The results in Table 3 demonstrate that the subterm domain can produce significant gains in some categories (e.g., Loops and PL) and stay competitive in all. We observe that \({\mathcal {SC}}(\mathsf {Intv})\) rarely improves upon the results of Sea+\(\mathsf {Intv}\). Two factors appear to contribute to this: the join operation on \({\mathcal {SC}}(\mathsf {Intv})\) maintains only the definitions that are constant on all code paths; and SeaHorn’s frontend (based on LLVM [17]) applies linear constant propagation, subsuming many of the opportunities available to \({\mathcal {SC}}(\mathsf {Intv})\). Our evaluation also shows that the subterm domain helps SeaHorn solve more tasks than \({\mathcal {VP}}({\mathsf {DBM}})\) in several categories. One reason could be that \({\mathcal {VP}}({\mathsf {DBM}})\) does not perform propagation across different packs and so it is less precise than classical DBMs [19]Footnote 6 and indeed incomparable with the subterm domain. Another reason might be the more precise modelling of non-linear operations by the subterm domain. Nevertheless, we observed that sometimes \({\mathcal {ST}}(\mathsf {Intv})\) can solve tasks that \({\mathcal {VP}}({\mathsf {DBM}})\) cannot, and vice versa. For PL, for example, Sea+\({\mathcal {ST}}(\mathsf {Intv})\) solved 9 tasks for which Sea+\({\mathcal {VP}}({\mathsf {DBM}})\) reached a timeout but Sea+\({\mathcal {VP}}({\mathsf {DBM}})\) solved 3 tasks that Sea+\({\mathcal {ST}}(\mathsf {Intv})\) missed. This is relevant for tools such as SeaHorn since it motivates the idea of running SeaHorn with a portfolio of abstract domains.

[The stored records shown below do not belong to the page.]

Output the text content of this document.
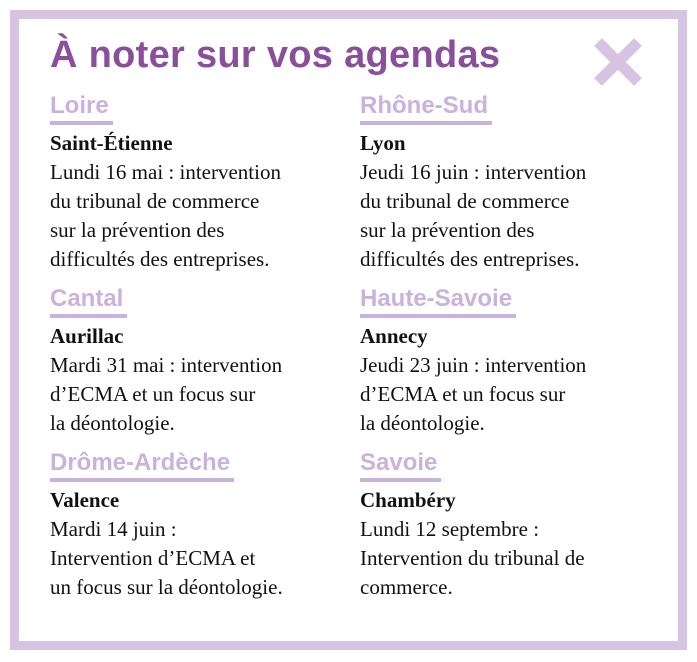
À noter sur vos agendas
Loire
Saint-Étienne
Lundi 16 mai : intervention
du tribunal de commerce
sur la prévention des
difficultés des entreprises.
Cantal
Aurillac
Mardi 31 mai : intervention
d’ECMA et un focus sur
la déontologie.
Drôme-Ardèche
Valence
Mardi 14 juin :
Intervention d’ECMA et
un focus sur la déontologie.
Rhône-Sud
Lyon
Jeudi 16 juin : intervention
du tribunal de commerce
sur la prévention des
difficultés des entreprises.
Haute-Savoie
Annecy
Jeudi 23 juin : intervention
d’ECMA et un focus sur
la déontologie.
Savoie
Chambéry
Lundi 12 septembre :
Intervention du tribunal de
commerce.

7 Conclusion and Future Work

We have introduced the subterm abstract domain \(\mathcal {ST}\), and outlined its application as a functor domain to improve precision of existing analyses. Experiments on software verification benchmarks have demonstrated that \(\mathcal {ST}\), when used to enrich an interval analysis, can substantially improve generated invariants while only incurring a modest constant factor performance penalty.

The performance of \(\mathcal {ST}\) is obtained by disregarding algebraic properties of operations. Extending \(\mathcal {ST}\) to exploit these properties while preserving performance poses an interesting future challenge.